Verantwortet Schuldenwachstum um über 300 Milliarden Euro: Frankreichs Staatspräsident François Hollande. (Bild: Imago/PanoramiC/Michael Baucher)
Frankreich

Unter Draghis Sauerstoffzelt

Frankreichs Staatsverschuldung wächst bedrohlich: In fünf Jahren Präsidentschaft Hollande ist sie um über 300 Milliarden Euro gestiegen auf den Rekordstand von 98,4 Prozent. Trotz der Nullzinspolitik der Europäischen Zentralbank zahlt Paris jedes Jahr 50 Milliarden Euro nur für Schuldendienst. Wenn die Zinsen wieder steigen, droht dem Land die Katatstrophe.

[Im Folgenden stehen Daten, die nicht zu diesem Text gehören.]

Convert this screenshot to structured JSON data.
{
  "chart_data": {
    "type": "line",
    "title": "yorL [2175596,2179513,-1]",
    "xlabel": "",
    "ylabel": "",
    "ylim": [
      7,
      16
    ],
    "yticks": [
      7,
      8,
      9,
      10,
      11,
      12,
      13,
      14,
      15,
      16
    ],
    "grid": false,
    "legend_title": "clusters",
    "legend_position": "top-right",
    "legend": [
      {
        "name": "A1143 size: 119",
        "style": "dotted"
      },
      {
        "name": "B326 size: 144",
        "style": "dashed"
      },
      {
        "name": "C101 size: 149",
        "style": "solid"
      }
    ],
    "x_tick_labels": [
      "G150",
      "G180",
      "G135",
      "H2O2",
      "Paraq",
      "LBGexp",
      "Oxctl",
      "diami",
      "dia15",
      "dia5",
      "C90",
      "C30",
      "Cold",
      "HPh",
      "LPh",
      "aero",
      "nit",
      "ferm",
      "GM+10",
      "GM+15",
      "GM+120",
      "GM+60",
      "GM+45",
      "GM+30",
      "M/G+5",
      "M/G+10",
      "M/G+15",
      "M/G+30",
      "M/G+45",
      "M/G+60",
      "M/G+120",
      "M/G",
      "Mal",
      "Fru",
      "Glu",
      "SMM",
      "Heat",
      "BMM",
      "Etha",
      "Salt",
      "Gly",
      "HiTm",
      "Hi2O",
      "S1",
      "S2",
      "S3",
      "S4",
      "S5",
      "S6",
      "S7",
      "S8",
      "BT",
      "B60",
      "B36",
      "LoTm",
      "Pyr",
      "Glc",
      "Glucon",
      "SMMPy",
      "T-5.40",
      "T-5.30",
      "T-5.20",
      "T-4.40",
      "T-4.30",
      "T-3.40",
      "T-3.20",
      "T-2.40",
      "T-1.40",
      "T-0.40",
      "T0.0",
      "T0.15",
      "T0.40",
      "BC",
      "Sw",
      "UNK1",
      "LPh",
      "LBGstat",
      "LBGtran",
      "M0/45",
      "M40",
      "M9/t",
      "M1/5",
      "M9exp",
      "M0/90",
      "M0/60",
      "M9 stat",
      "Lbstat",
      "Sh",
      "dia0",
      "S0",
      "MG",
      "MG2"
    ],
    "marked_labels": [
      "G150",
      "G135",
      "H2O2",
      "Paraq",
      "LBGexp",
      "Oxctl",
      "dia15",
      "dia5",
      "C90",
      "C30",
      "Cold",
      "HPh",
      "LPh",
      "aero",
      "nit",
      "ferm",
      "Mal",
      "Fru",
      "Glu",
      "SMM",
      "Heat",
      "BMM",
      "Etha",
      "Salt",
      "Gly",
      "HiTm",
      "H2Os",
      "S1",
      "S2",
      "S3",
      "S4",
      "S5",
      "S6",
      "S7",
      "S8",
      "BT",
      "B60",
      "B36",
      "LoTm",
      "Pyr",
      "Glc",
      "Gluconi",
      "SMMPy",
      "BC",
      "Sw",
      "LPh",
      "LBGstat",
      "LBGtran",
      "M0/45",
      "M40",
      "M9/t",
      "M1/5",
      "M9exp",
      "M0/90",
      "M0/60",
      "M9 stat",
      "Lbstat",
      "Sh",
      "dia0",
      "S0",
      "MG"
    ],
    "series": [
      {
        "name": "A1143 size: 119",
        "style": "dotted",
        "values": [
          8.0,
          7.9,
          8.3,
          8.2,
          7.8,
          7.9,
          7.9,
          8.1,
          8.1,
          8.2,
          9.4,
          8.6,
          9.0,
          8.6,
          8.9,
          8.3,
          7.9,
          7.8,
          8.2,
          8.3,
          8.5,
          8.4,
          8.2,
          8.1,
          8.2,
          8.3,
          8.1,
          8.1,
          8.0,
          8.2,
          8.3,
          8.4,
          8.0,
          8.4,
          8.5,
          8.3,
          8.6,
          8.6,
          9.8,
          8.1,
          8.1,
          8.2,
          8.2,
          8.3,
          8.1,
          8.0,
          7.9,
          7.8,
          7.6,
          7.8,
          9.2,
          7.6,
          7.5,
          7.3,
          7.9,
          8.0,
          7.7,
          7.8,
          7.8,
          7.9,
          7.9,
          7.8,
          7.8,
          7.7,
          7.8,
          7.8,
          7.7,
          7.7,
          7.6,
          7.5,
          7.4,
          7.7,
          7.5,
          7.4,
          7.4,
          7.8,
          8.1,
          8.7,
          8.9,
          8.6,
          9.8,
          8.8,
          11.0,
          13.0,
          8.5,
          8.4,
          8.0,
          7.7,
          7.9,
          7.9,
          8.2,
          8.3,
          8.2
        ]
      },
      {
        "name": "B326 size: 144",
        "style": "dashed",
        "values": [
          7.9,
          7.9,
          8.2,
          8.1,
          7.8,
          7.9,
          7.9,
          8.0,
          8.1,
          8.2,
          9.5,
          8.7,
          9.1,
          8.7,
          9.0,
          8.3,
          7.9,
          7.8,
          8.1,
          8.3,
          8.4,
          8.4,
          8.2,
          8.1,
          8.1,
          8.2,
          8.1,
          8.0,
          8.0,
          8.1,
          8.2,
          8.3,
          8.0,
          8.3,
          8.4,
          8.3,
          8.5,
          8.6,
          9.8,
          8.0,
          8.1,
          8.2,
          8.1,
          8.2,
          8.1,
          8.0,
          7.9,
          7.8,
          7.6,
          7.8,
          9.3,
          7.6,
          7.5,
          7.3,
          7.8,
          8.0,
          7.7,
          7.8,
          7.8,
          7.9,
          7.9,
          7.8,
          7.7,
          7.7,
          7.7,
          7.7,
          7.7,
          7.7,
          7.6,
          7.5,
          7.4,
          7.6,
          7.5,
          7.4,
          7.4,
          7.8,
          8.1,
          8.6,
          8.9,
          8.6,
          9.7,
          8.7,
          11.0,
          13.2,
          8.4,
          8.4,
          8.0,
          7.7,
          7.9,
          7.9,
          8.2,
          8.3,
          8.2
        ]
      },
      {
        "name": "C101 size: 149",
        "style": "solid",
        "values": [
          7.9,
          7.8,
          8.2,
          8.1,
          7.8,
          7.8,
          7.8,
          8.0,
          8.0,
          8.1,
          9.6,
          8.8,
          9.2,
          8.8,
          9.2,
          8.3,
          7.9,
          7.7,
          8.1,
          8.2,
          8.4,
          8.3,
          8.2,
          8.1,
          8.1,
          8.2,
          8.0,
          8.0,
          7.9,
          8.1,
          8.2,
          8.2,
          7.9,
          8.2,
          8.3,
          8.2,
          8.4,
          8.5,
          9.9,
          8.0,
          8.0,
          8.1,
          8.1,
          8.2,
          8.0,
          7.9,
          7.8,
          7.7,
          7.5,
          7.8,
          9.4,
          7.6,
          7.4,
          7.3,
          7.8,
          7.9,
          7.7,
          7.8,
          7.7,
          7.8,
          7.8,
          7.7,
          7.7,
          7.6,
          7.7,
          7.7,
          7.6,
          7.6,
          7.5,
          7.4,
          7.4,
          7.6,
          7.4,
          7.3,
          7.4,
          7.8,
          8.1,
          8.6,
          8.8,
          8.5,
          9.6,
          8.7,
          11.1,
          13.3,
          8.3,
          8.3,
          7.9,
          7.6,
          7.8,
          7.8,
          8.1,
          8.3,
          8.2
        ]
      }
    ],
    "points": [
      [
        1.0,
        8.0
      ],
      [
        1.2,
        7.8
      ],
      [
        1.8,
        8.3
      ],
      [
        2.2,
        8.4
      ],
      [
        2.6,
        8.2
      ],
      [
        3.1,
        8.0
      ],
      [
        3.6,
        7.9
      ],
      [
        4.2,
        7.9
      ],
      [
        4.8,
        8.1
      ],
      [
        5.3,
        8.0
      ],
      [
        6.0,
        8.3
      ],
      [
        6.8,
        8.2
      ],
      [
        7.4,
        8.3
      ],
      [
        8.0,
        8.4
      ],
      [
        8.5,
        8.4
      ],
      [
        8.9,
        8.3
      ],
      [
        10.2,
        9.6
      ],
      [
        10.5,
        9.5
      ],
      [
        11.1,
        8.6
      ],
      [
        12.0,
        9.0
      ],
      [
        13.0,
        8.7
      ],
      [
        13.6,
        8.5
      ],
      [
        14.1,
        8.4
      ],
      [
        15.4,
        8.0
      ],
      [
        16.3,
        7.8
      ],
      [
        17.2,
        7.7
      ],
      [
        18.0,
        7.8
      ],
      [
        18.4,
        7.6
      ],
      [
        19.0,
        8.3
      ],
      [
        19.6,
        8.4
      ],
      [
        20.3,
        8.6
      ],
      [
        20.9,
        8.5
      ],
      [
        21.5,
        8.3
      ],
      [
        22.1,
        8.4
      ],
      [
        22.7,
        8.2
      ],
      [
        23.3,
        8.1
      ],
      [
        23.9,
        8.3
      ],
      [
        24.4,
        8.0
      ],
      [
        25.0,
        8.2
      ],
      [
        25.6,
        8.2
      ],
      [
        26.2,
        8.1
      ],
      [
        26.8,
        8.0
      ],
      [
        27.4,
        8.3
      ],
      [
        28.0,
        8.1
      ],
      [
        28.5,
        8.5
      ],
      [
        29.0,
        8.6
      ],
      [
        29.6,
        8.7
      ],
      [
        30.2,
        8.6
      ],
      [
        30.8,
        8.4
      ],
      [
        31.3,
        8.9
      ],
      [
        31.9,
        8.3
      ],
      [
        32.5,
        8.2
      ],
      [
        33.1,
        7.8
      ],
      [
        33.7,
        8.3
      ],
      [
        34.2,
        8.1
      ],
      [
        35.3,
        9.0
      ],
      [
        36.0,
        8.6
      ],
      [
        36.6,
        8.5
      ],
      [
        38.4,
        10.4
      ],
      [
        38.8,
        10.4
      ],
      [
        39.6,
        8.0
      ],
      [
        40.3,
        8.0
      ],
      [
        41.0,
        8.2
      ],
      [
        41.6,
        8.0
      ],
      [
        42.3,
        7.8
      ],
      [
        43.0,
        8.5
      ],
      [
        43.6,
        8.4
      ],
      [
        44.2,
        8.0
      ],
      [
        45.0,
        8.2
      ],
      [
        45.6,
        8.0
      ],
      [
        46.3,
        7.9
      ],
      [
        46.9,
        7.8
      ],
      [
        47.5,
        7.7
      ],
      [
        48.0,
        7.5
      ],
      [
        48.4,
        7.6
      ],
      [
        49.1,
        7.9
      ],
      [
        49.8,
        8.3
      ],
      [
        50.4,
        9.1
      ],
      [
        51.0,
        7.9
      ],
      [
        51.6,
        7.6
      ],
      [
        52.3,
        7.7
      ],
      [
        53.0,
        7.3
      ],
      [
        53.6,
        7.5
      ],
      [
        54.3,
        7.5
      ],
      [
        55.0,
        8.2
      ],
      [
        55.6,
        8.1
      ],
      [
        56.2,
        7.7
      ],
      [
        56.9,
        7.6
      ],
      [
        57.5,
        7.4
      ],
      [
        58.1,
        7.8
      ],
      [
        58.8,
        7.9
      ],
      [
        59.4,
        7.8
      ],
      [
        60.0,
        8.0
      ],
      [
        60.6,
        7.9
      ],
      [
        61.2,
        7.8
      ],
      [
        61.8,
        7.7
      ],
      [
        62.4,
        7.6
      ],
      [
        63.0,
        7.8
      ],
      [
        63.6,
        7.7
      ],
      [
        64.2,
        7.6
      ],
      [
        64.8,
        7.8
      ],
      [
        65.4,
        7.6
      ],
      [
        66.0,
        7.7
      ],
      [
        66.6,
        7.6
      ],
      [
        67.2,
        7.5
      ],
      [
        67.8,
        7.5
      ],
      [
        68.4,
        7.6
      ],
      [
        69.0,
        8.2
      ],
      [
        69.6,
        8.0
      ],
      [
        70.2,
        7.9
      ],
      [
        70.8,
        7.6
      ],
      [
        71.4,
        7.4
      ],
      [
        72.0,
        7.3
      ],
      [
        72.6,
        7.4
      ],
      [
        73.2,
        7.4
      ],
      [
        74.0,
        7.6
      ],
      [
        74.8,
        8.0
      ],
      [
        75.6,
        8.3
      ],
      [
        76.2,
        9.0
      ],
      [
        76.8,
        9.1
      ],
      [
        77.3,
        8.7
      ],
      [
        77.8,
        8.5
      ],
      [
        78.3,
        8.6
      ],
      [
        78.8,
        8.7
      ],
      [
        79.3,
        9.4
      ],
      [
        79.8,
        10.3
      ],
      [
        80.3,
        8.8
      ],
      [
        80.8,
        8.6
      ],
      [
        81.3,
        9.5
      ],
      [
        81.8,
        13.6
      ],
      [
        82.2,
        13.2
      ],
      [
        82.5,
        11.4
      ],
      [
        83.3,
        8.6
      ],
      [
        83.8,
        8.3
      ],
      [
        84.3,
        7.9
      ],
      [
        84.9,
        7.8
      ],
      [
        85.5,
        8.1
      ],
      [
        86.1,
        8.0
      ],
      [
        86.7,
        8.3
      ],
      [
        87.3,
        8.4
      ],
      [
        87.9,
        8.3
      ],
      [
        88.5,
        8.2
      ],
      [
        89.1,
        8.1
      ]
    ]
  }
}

Jetzt wird es ernst in Frankreich. Das zeigt die jüngste, verzweifelte Sparmaßnahme: Über zehn Millionen Euro wendet die französische Staatskasse jedes Jahr für seine drei noch lebenden ehemaligen Präsidenten – Valéry Giscard d’Estaing, Jacques Chirac und Nicolas Sarkozy – auf. Mit Dienstwohnung, Büro, Fahrzeug und siebenköpfigem Personal – Sekretär, Diener, Koch, Chauffeur und Wachpersonal – sind sie tatsächlich vorzüglich versorgt. Noch, aber nicht mehr lange. Denn per Dekret ist jetzt die Zahl der vom Staate finanzierten Mitarbeiter der Ex-Präsidenten von sieben auf drei begrenzt worden. Kleiner Trost für die drei Ex-Präsidenten: Die neue Regel gilt erst ab 2021.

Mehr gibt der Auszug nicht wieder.